I have a sheet of paper on my fridge where I list what I am grateful for-- it came really in handy when my husband had a career shift. We take so much for granted and it brings us back to the basics. I love my bed too!!! thanks for good reads.

Barbara Quinn said...

So true...listing the gratitude is better than counting sheep. It's good to remember that we can find our calm center when we focus on what we have to be thankful for.

Joanne said...

There's a line I like here. "I am grateful that I ate a cookie." Thank you, for elevating the mundane!

Angie Ledbetter said...

Seeing storm torn areas up close and personal, I find a bazillion things a day now to be thankful for...all of which I normally take for granted, like the hundreds of years old trees that are now broken and broken and stacked on the sides of every street. ;(

Kathryn Magendie said...

Oh no! not those beautiful stately oaks..... :0*(

patresa hartman said...

Oh, Kat. I really love this: "...but they came, like a line of people waiting to be touched on the head, to be recognized." It makes me think of a line of quiet people in church waiting to be blessed.
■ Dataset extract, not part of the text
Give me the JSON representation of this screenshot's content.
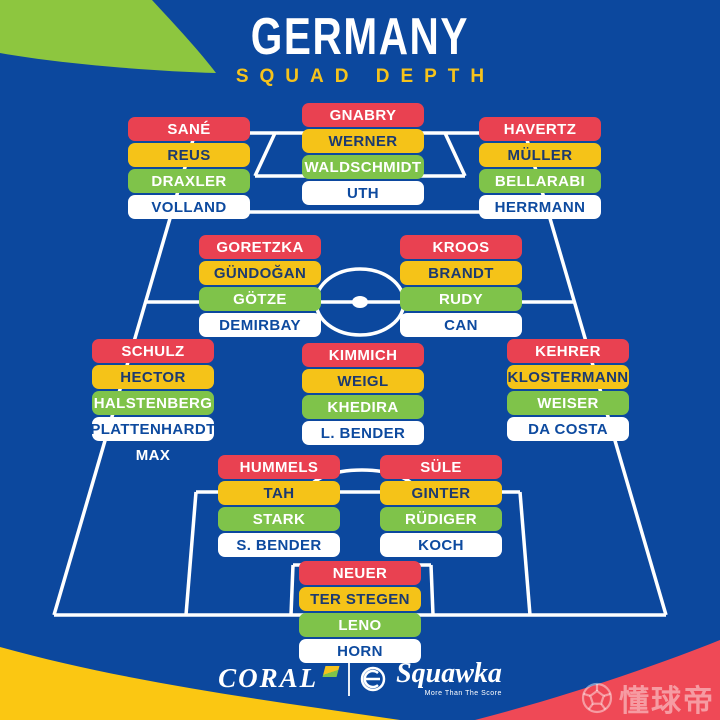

Such an image!

Anonymous said...

Yea, the oaks took quite a pounding. Plenty of firewood for the year. May have also gotten the pecans. They taste better than acorns anyway at least to us.
Met some great guys from Michigan and Arizona. Line guys and gals helping out.
Oren (FOA)

Ami said...

I've tried to keep a gratitude journal, listing at least 5 things I'm grateful for every night before sleep. Even with the journal right by my bed, I manage to forget. But usually, once the light is off, I remember to think at least one grateful thought as I drift to sleep. Perfect end to the day.

Kathryn Magendie said...

I'm reading these comments and smiling --

Kathryn Magendie said...

except for the part about the oaks - that makes the smile quiver down to a sad frown.